Pay-for-performance (P4P) has substantially improved blood pressure monitoring and control in England, and the difference in monitoring levels between the most and least deprived areas has all but disappeared, according to research published Oct. 28 in the British Medical Journal.
This study adds to the evidence that the Quality of Outcomes Framework (QOF) is a “truly equitable public health intervention,” wrote Helen Lester, MD, from the National Primary Care Research and Development Center in Manchester, England, in an accompanying editorial.
High blood pressure is the single most important risk factor for developing heart disease and adds significantly to the gap in life expectancy between deprived and affluent areas. Studies have shown that successful blood pressure control could prevent 43,000 strokes and 83,000 cases of heart disease in the U.K. each year, but this is less likely to be achieved in socially deprived areas, according to the authors.
The QOF was introduced in 2004 to improve standards of primary care by linking financial incentives to 135 performance indicators for all general practitioners in the U.K. It includes the target of blood pressure monitoring of all primary-care patients older than 45 years annually, and meeting blood pressure control targets in patients with chronic diseases, such as hypertension and diabetes.
In the first year of the program’s implementation, practices in socially deprived areas reported lower achievement scores (6.1 percent of the total QOF score), and therefore less financial reward than the more affluent areas, but by year two the gap had reduced to 2.9 percent, the researchers reported.
Mark Ashworth, MD, and colleagues from Kings College London, reported on the data from the first three years of the QOF’s implementation, including more than 97 percent of practices (8,515) in England involving 53 million people.
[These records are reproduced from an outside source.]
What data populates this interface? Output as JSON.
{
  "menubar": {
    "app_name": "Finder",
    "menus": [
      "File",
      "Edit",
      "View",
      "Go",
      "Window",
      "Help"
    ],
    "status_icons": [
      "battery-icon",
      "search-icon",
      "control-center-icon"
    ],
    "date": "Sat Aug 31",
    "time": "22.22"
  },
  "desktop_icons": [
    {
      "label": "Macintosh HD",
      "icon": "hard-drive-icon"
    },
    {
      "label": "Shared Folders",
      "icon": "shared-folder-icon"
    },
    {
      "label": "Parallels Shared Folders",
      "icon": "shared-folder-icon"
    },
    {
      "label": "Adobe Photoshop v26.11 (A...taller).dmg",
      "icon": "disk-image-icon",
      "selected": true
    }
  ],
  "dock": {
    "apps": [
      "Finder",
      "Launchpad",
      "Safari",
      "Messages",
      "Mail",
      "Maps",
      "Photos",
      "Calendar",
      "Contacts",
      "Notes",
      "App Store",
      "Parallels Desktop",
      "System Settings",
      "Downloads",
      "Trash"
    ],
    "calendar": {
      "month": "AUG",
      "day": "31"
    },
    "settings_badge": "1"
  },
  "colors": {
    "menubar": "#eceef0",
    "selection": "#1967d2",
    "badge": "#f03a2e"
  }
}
They examined the effect of social deprivation on the achievement of blood pressure targets between general practices in deprived and less deprived communities in England.
The authors found that blood pressure recording increased from 52.8 million of adults in 2005 to 53.2 million in 2007, and that the gap between median blood pressure recording levels narrowed from 1.7 to 0.2 percent between practices in the most deprived and least deprived areas.
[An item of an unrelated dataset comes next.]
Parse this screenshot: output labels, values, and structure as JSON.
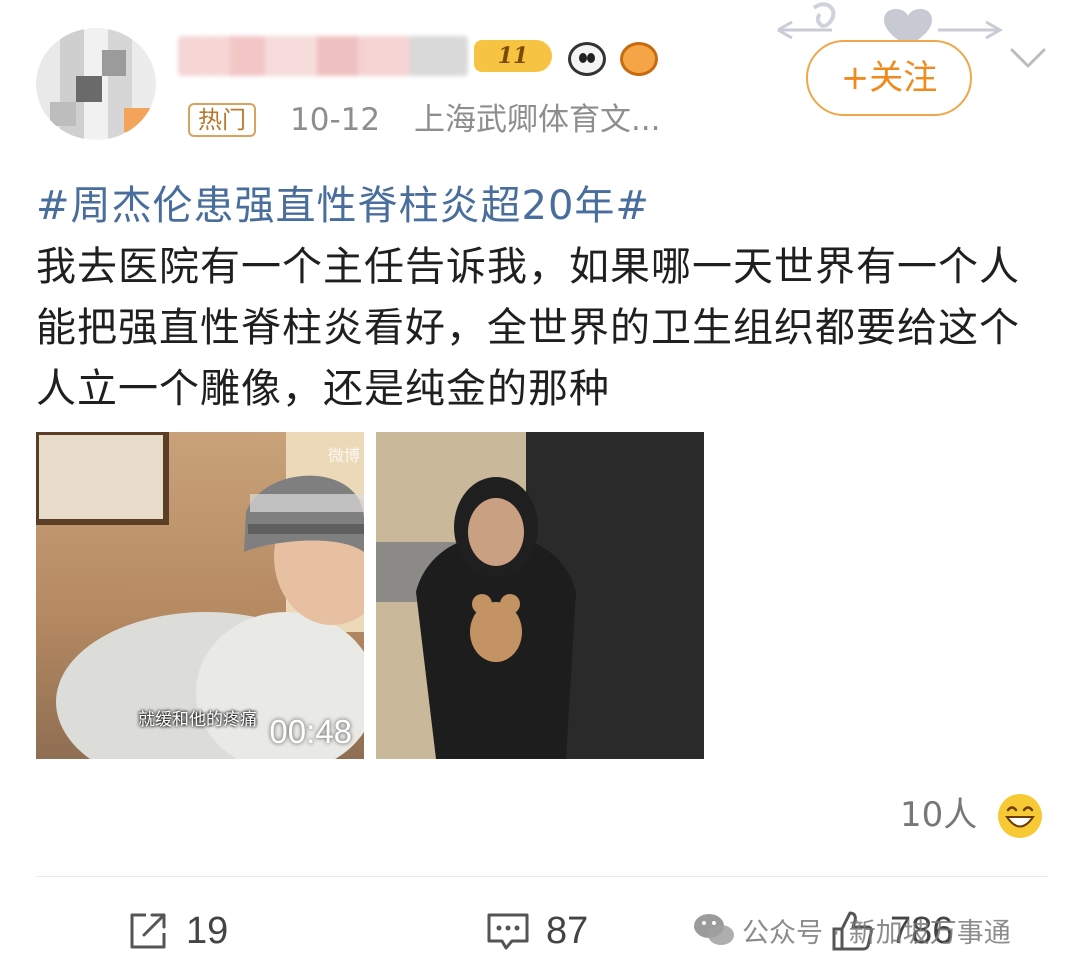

Over the past decade, data have shown that steady improvements in population blood pressure control, but the findings of this study show a rapid improvement in the last three years.
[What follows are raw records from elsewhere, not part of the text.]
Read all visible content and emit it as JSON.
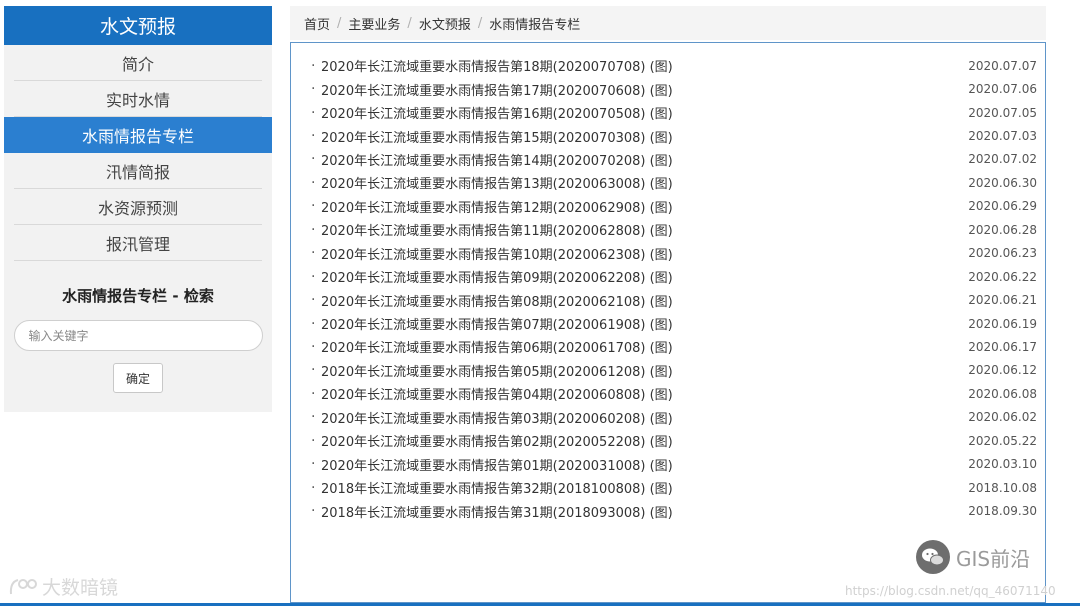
{
  "sidebar": {
    "title": "水文预报",
    "items": [
      {
        "label": "简介"
      },
      {
        "label": "实时水情"
      },
      {
        "label": "水雨情报告专栏"
      },
      {
        "label": "汛情简报"
      },
      {
        "label": "水资源预测"
      },
      {
        "label": "报汛管理"
      }
    ],
    "active_index": 2,
    "search_title": "水雨情报告专栏 - 检索",
    "search_placeholder": "输入关键字",
    "search_button": "确定"
  },
  "breadcrumb": {
    "items": [
      "首页",
      "主要业务",
      "水文预报",
      "水雨情报告专栏"
    ],
    "separator": "/"
  },
  "reports": [
    {
      "title": "2020年长江流域重要水雨情报告第18期(2020070708)  (图)",
      "date": "2020.07.07"
    },
    {
      "title": "2020年长江流域重要水雨情报告第17期(2020070608)  (图)",
      "date": "2020.07.06"
    },
    {
      "title": "2020年长江流域重要水雨情报告第16期(2020070508)  (图)",
      "date": "2020.07.05"
    },
    {
      "title": "2020年长江流域重要水雨情报告第15期(2020070308)  (图)",
      "date": "2020.07.03"
    },
    {
      "title": "2020年长江流域重要水雨情报告第14期(2020070208)  (图)",
      "date": "2020.07.02"
    },
    {
      "title": "2020年长江流域重要水雨情报告第13期(2020063008)  (图)",
      "date": "2020.06.30"
    },
    {
      "title": "2020年长江流域重要水雨情报告第12期(2020062908)  (图)",
      "date": "2020.06.29"
    },
    {
      "title": "2020年长江流域重要水雨情报告第11期(2020062808)  (图)",
      "date": "2020.06.28"
    },
    {
      "title": "2020年长江流域重要水雨情报告第10期(2020062308)  (图)",
      "date": "2020.06.23"
    },
    {
      "title": "2020年长江流域重要水雨情报告第09期(2020062208)  (图)",
      "date": "2020.06.22"
    },
    {
      "title": "2020年长江流域重要水雨情报告第08期(2020062108)  (图)",
      "date": "2020.06.21"
    },
    {
      "title": "2020年长江流域重要水雨情报告第07期(2020061908)  (图)",
      "date": "2020.06.19"
    },
    {
      "title": "2020年长江流域重要水雨情报告第06期(2020061708)  (图)",
      "date": "2020.06.17"
    },
    {
      "title": "2020年长江流域重要水雨情报告第05期(2020061208)  (图)",
      "date": "2020.06.12"
    },
    {
      "title": "2020年长江流域重要水雨情报告第04期(2020060808)  (图)",
      "date": "2020.06.08"
    },
    {
      "title": "2020年长江流域重要水雨情报告第03期(2020060208)  (图)",
      "date": "2020.06.02"
    },
    {
      "title": "2020年长江流域重要水雨情报告第02期(2020052208)  (图)",
      "date": "2020.05.22"
    },
    {
      "title": "2020年长江流域重要水雨情报告第01期(2020031008)  (图)",
      "date": "2020.03.10"
    },
    {
      "title": "2018年长江流域重要水雨情报告第32期(2018100808)  (图)",
      "date": "2018.10.08"
    },
    {
      "title": "2018年长江流域重要水雨情报告第31期(2018093008)  (图)",
      "date": "2018.09.30"
    }
  ],
  "watermarks": {
    "left_text": "大数暗镜",
    "right_text": "GIS前沿",
    "url": "https://blog.csdn.net/qq_46071140"
  },
  "colors": {
    "brand_blue": "#1870c0",
    "active_item": "#2b7fd0",
    "panel_border": "#5f95c9",
    "sidebar_bg": "#f2f2f2"
  }
}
In addition, the achievement of blood pressure targets for the five chronic diseases improved substantially, particularly in diabetics in the most deprived practices, which improved by more than 10 percent, with more than 79 percent achieving target blood pressure levels by 2007.
The study shows that performance indicators linked to financial incentives result in improved achievement of targets, which at the same time narrows health inequalities, the authors concluded.
"Perhaps the greatest contribution that the QOF has made to changing practice will therefore be the largely unintended consequence of generating more equitable healthcare,” Lester wrote.
Lester said that this study and other evidence suggest that P4P schemes should be designed with health inequalities in mind.